Wednesday, November 14, 2007

11/7 - Chapman seeks review of upscale Jekyll plans

The Florida Times-Union
November 7, 2007
Times-Union Correspondent

BRUNSWICK - A state senator wants Georgia's attorney general to examine government plans to modernize Jekyll Island State Park with upscale development.

Sen. Jeff Chapman, R-Brunswick, whose district includes Jekyll Island, said he believes the island's governing body has violated laws which require the park to serve the general public. The Jekyll Island Authority has approved hotels that are for the most part priced above what middle-income Georgians can afford and has offered the hotel developers financial incentives to build on what is considered prime beachfront property.

In a letter to the Jekyll Island Oversight Committee, a group of legislators that reviews authority actions, Chapman asked members to seek a formal legal opinion on what state law allows with respect to development on Jekyll.

"Georgia's law, when it was written, identified so clearly the spirit behind it about how Jekyll is supposed to be handled," said Chapman, referring to Georgia code that set aside Jekyll Island as a state park for the use of "the plain people of Georgia."

Authority board members could not be reached for comment on Chapman's letter and a planned formal response was not ready for release as of Tuesday.

Two members of the Jekyll Island Oversight Committee said they had not yet received Chapman's letter, but responded to its content.

Sen. Tommie Williams, R-Lyons, expressed confidence in the authority's handling of the redevelopment process and said he did not think an opinion from the attorney general would be needed.

State Rep. Karla Drenner, D-Avondale Estates, disagreed with his view.

"These are valid points that Sen. Chapman has brought up," she said. "I don't think it's an unreasonable request to have the attorney general look into this."

Last summer, the Jekyll Island Authority offered a $10 million rent abatement to developer Trammell Crow, which will build a new upscale hotel on the site of the old Buccaneer Resort. In September, the authority selected a new private development partner that is requesting more than $84 million in state bonds to help finance the development of a town square center.

Chapman says these incentives amount to giveaways of state property and violate the gratuities provision of the Georgia Constitution.

"Our constitution protects Georgians from the government giving away Georgia's assets," Chapman said. " They're giving away huge abatements and ... what we are getting is expensive hotel rooms which will not be affordable to the majority of people."

But Williams said he doesn't feel the incentives were wrong.

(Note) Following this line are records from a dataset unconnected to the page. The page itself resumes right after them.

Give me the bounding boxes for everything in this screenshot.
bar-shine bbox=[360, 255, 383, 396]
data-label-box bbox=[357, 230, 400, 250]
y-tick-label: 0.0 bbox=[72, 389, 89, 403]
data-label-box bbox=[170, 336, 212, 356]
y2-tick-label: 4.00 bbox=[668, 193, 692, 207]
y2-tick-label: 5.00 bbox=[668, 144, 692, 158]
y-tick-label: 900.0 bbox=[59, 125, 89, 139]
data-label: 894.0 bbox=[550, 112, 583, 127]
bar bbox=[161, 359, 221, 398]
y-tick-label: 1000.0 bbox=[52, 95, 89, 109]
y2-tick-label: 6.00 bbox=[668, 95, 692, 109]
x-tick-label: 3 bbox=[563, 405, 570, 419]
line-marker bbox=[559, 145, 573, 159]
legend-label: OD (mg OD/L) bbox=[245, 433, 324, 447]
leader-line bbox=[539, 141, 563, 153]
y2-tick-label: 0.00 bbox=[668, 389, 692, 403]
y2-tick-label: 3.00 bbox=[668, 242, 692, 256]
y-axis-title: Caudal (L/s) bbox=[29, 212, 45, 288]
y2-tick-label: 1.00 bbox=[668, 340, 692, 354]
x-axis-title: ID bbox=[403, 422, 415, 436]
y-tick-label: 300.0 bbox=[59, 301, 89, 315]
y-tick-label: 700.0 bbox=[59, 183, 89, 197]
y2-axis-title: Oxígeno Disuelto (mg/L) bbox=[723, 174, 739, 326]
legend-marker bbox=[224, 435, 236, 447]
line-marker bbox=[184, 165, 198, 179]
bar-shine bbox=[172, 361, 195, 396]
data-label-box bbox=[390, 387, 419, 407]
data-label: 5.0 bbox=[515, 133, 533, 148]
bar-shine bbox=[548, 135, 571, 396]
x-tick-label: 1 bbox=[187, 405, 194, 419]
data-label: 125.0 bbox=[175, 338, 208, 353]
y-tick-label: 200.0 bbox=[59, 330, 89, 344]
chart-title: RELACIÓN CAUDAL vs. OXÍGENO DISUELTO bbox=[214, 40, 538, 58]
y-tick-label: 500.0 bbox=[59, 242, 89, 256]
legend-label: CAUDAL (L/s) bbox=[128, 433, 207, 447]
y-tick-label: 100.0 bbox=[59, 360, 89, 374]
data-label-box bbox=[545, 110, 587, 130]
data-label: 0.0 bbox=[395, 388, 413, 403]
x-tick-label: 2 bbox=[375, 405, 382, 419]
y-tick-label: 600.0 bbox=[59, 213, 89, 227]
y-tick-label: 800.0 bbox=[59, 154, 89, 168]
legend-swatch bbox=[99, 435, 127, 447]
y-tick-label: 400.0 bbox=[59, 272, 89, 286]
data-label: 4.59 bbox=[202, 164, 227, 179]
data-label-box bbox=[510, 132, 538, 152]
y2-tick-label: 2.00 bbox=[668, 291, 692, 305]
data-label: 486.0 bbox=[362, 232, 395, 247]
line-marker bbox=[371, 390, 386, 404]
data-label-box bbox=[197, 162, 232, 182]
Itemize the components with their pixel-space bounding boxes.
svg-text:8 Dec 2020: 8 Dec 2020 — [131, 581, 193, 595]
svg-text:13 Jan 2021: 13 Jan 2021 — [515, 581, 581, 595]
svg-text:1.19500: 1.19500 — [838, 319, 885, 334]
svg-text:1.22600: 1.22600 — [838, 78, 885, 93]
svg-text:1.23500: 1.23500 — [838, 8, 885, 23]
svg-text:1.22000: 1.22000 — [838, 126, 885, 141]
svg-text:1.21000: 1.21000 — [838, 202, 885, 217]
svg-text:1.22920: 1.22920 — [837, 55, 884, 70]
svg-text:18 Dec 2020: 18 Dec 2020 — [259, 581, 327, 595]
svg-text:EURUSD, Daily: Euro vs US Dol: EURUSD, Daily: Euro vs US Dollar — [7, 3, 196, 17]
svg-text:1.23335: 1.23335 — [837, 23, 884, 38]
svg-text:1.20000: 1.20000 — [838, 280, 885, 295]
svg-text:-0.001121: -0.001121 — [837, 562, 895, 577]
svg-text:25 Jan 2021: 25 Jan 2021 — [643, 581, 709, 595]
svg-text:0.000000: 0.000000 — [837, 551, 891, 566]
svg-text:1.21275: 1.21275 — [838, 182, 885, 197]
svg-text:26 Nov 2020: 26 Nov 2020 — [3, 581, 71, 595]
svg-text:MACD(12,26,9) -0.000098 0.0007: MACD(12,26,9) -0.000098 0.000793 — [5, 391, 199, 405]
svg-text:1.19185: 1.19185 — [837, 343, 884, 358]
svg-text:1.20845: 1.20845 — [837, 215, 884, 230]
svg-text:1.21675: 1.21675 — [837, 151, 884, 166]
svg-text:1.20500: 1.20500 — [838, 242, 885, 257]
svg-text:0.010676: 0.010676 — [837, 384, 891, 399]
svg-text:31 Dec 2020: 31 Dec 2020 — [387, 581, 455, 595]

"I don't see structured rent payments as a gift," he said. "It's a way to get folks up and running. It's a very common practice in real estate."

Chapman said he also believes state law prohibits the authority from approving development on Jekyll Island that is overwhelmingly upscale.

He points to Trammel Crow's new 540-room hotel, which will charge an average room rate of $175 per night, as one example of how Jekyll's affordability mandate has been violated. More than half of the new town square center's hotels will charge room rates in excess of $150 per night. Most of the town square center's 277 new condos will be priced above $400,000.

"So far, they have been moving forward as if there is no law. They've ignored the state code regarding affordability," said Chapman.

Williams said believes authority assurances that there will continue to be plenty of affordable hotel rooms on Jekyll.

"I think the market will dictate what Jekyll needs," said Williams. "In most places, it takes a mix of price ranges for things to work. I don't see this as being an issue."

Finally, the authority is required to prepare an environmental impact report on any development that might compromise an ecologically sensitive area, Chapman says.

Fourteen acres of the new town square center lie on what is now a nature preserve. Construction near beach areas may impact endangered species, such as the loggerhead sea turtle. So far, no report has been filed.

"Jekyll Island is one of the most sensitive natural resources we in Georgia own," Chapman said. "The problem with environmental damage is a lot of times once you've done it, it's irreversible."

At Monday's meeting of the Jekyll Island Authority, Chairman Ben Porter said the authority will perform any needed environmental impact studies before approving the town square center's master plan.